Ambassadors will have many responsibilities both before and after Celebration like recruiting and mentoring Legislative Advocates, responding to and further distribute action alerts, sending letters to the editor to local media, attending required Celebration training, and the Celebration in Washington, D.C.
Ambassadors serve in at least one of the following positions: chairperson, community level advocacy team, advocacy event organizer, recess visit coordinator, relay advocacy chairperson, active member, community-level advocacy team, media spokesperson/regular contributor of letters to the editor, and regular participant in local legislative visits.
The term of the Celebration Ambassadors began in January and runs through Dec. 31, 2007; when the event in Washington concludes they will be referred to as Legislative Ambassadors for the duration of their term, and continue to work closely with the Society’s advocacy staff year-round to educate their lawmakers and hold them accountable for their votes on cancer-related issues.
The Society is working to encourage government officials at the federal, state, and local level to join the battle against cancer.
With a Survivors’ Lap survivors are encouraged to walk the first lap around the Capitol Reflecting Pool.
When the sun goes down on the National Mall thousands of luminaries will light the way around the Pool during the Ceremony of Hope.
Colon cancer affects both men and women but it can be prevented, said Lori Soderbergh, communications director for the Tarrant/Denton chapter of the Society.
Cliff Parker, a Fort Worth ambassador, had a paternal grandfather who died of colon cancer in 1971 at the age of 82.
“It was my first family experience with cancer,” said Parker. “My mother, though she never had breast cancer, had lumps so often that her doctor recommended a double mastectomy which she had in 1980.”
Parker’s younger sister was treated for cervical cancer when she was around 27.

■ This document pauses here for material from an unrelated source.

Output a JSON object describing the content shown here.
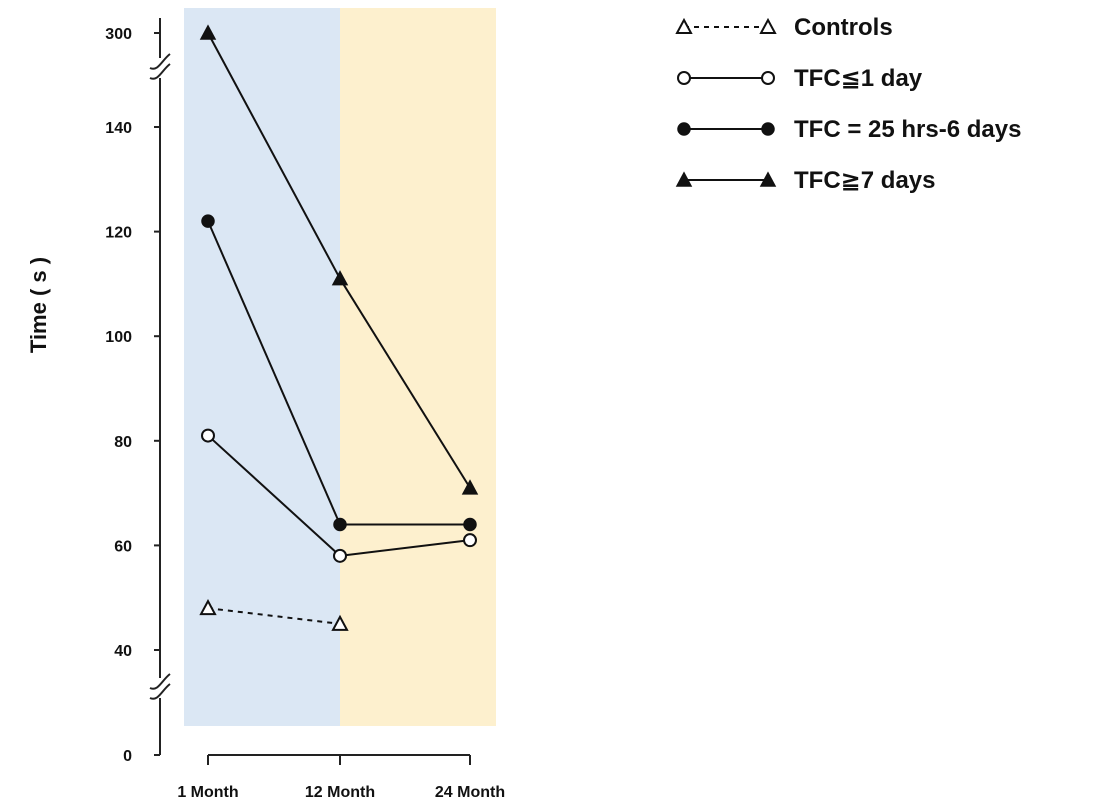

“She is a survivor,” he said. “My older sister was diagnosed with breast cancer four years ago and had a double mastectomy but is a survivor.”

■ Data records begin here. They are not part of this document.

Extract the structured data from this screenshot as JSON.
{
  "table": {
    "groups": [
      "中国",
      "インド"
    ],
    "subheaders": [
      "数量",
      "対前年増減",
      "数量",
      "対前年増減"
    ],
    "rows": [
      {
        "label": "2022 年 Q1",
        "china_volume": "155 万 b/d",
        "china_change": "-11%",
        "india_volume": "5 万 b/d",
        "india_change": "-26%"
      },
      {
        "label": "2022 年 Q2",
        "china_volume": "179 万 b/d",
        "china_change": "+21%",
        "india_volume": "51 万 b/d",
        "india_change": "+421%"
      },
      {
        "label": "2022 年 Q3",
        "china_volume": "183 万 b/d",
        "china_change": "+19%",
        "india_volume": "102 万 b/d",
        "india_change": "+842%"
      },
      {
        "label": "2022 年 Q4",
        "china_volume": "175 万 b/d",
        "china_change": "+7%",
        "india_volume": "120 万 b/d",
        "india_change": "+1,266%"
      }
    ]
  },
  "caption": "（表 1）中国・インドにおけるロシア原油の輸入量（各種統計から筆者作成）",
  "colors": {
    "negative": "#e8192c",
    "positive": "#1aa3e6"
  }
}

Parker had skin cancer this year, was treated, and said he believes it is behind him.
“My family has been touched a great deal by cancer and because the American Cancer Society’s mission is to eliminate cancer I have been a volunteer for almost 20 years,” said Parker. “My first ten years with the Society were in the income development area.”
Parker has been on the Fort Worth Unit board since 1988 serving as president in 1994 and 1995. He has also been on the Texas Division Board since about 1995 and has served as chairman of the Texas Division Government Relations Committee the past four years.
“I understand the importance of advocacy in meeting our 2015 goals. In spite of owning my own business and raising a family of five I have willingly devoted significant time as an American Cancer Society volunteer because our collective efforts to eliminate cancer are so important,” he said.
“Every day we are reading about more and greater advances in science and medicine that we hope one day will treat and prevent all of the various forms of cancer,” said Soderbergh. “But we are a long way from the day where cancer is completely treatable or preventable.”
In the most recent Budget proposal from President Bush many of the resources that fund cancer research are being cut.
The Society is urging everyone to support a budget that continues to make cancer research a priority.